Quelle scène paisible et touchante! Quel joyau tiré de l’écrin de l’Évangile et qui, semblable à un précieux diamant, brille d’un vif éclat! Quel tableau bien capable d’inspirer une âme d’artiste et de faire naître chez tout lecteur sensible de saines et douces impressions!

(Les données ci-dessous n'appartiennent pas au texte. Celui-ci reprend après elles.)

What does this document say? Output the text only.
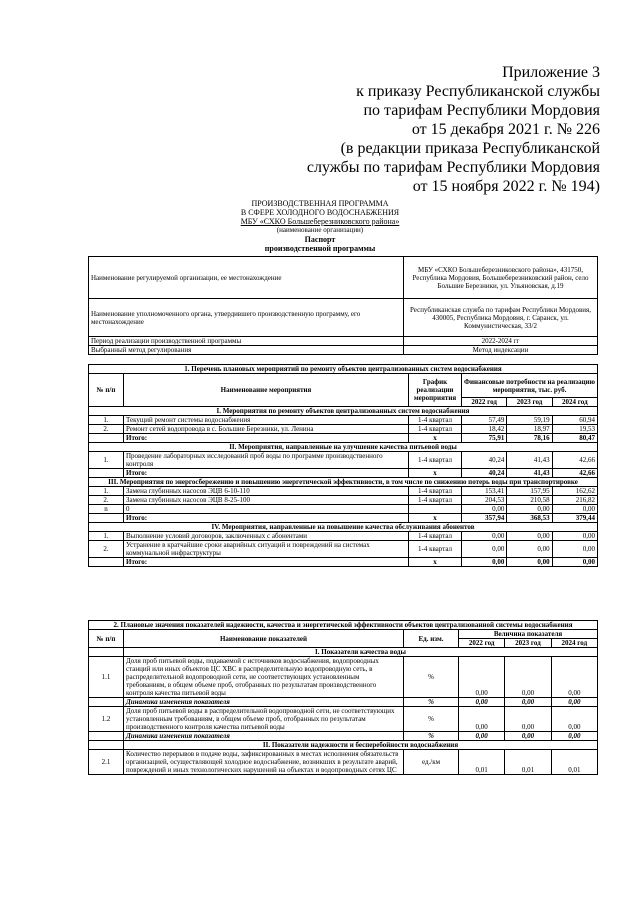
Приложение 3
к приказу Республиканской службы
по тарифам Республики Мордовия
от 15 декабря 2021 г. № 226
(в редакции приказа Республиканской
службы по тарифам Республики Мордовия
от 15 ноября 2022 г. № 194)
ПРОИЗВОДСТВЕННАЯ ПРОГРАММА
В СФЕРЕ ХОЛОДНОГО ВОДОСНАБЖЕНИЯ
МБУ «СХКО Большеберезниковского района»
(наименование организации)
Паспорт
производственной программы
Наименование регулируемой организации, ее местонахождение	МБУ «СХКО Большеберезниковского района», 431750, Республика Мордовия, Большеберезниковский район, село Большие Березники, ул. Ульяновская, д.19
Наименование уполномоченного органа, утвердившего производственную программу, его местонахождение	Республиканская служба по тарифам Республики Мордовия, 430005, Республика Мордовия, г. Саранск, ул. Коммунистическая, 33/2
Период реализации производственной программы	2022-2024 гг
Выбранный метод регулирования	Метод индексации
1. Перечень плановых мероприятий по ремонту объектов централизованных систем водоснабжения					
№ п/п	Наименование мероприятия	График реализации мероприятия	Финансовые потребности на реализацию мероприятия, тыс. руб.		
			2022 год	2023 год	2024 год
I. Мероприятия по ремонту объектов централизованных систем водоснабжения					
1.	Текущий ремонт системы водоснабжения	1-4 квартал	57,49	59,19	60,94
2.	Ремонт сетей водопровода в с. Большие Березники, ул. Ленина	1-4 квартал	18,42	18,97	19,53
	Итого:	x	75,91	78,16	80,47
II. Мероприятия, направленные на улучшение качества питьевой воды					
1.	Проведение лабораторных исследований проб воды по программе производственного контроля	1-4 квартал	40,24	41,43	42,66
	Итого:	x	40,24	41,43	42,66
III. Мероприятия по энергосбережению и повышению энергетической эффективности, в том числе по снижению потерь воды при транспортировке					
1.	Замена глубинных насосов ЭЦВ 6-10-110	1-4 квартал	153,41	157,95	162,62
2.	Замена глубинных насосов ЭЦВ 8-25-100	1-4 квартал	204,53	210,58	216,82
n	0		0,00	0,00	0,00
	Итого:	x	357,94	368,53	379,44
IV. Мероприятия, направленные на повышение качества обслуживания абонентов					
1.	Выполнение условий договоров, заключенных с абонентами	1-4 квартал	0,00	0,00	0,00
2.	Устранение в кратчайшие сроки аварийных ситуаций и повреждений на системах коммунальной инфраструктуры	1-4 квартал	0,00	0,00	0,00
	Итого:	x	0,00	0,00	0,00
2. Плановые значения показателей надежности, качества и энергетической эффективности объектов централизованной системы водоснабжения					
№ п/п	Наименование показателей	Ед. изм.	Величина показателя		
			2022 год	2023 год	2024 год
	I. Показатели качества воды				
1.1	Доля проб питьевой воды, подаваемой с источников водоснабжения, водопроводных станций или иных объектов ЦС ХВС в распределительную водопроводную сеть, в распределительной водопроводной сети, не соответствующих установленным требованиям, в общем объеме проб, отобранных по результатам производственного контроля качества питьевой воды	%	0,00	0,00	0,00
	Динамика изменения показателя	%	0,00	0,00	0,00
1.2	Доля проб питьевой воды в распределительной водопроводной сети, не соответствующих установленным требованиям, в общем объеме проб, отобранных по результатам производственного контроля качества питьевой воды	%	0,00	0,00	0,00
	Динамика изменения показателя	%	0,00	0,00	0,00
	II. Показатели надежности и бесперебойности водоснабжения				
2.1	Количество перерывов в подаче воды, зафиксированных в местах исполнения обязательств организацией, осуществляющей холодное водоснабжение, возникших в результате аварий, повреждений и иных технологических нарушений на объектах и водопроводных сетях ЦС	ед./км	0,01	0,01	0,01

Ce portique richement architecturé soutenu par des colonnes de marbre blanc qui élèvent bien haut au-dessus des têtes leurs chapiteaux élégants;

ces treize troncs de métal poli qui sollicitent par leurs ouvertures évasées comparables aux trompettes dont elles portent le nom les largesses des passants, et qui retentissent comme des instruments de musique lorsqu’un donateur les fait sonner devant lui en y jetant avec ostentation plusieurs lourdes pièces d’argent;

cette foule qui sort du temple, composée soit des habitants de Jérusalem soit de ces adorateurs venus pour la prochaine fête des contrées les plus lointaines où le nom juif avait pénétré; tout ce monde mêlé, bariolé, se précipitant hors des parvis ainsi qu’un fleuve tumultueux, et, dans un angle, à l’abri du flot de la multitude,

le Seigneur qui contemple ce spectacle,

le Seigneur devant qui le grand nombre passe INDIFFÉRENT,

le Seigneur dont le regard pénétrant discerne au fond des cœurs LA PENSÉE SECRÈTE, et qui, conformément à son habitude, va trouver pour ses disciples, dans ce qui n’a qu’une minute de durée, un enseignement éternel, quelque lumière destinée à traverser les siècles et à luire sur le monde jusqu’à la fin.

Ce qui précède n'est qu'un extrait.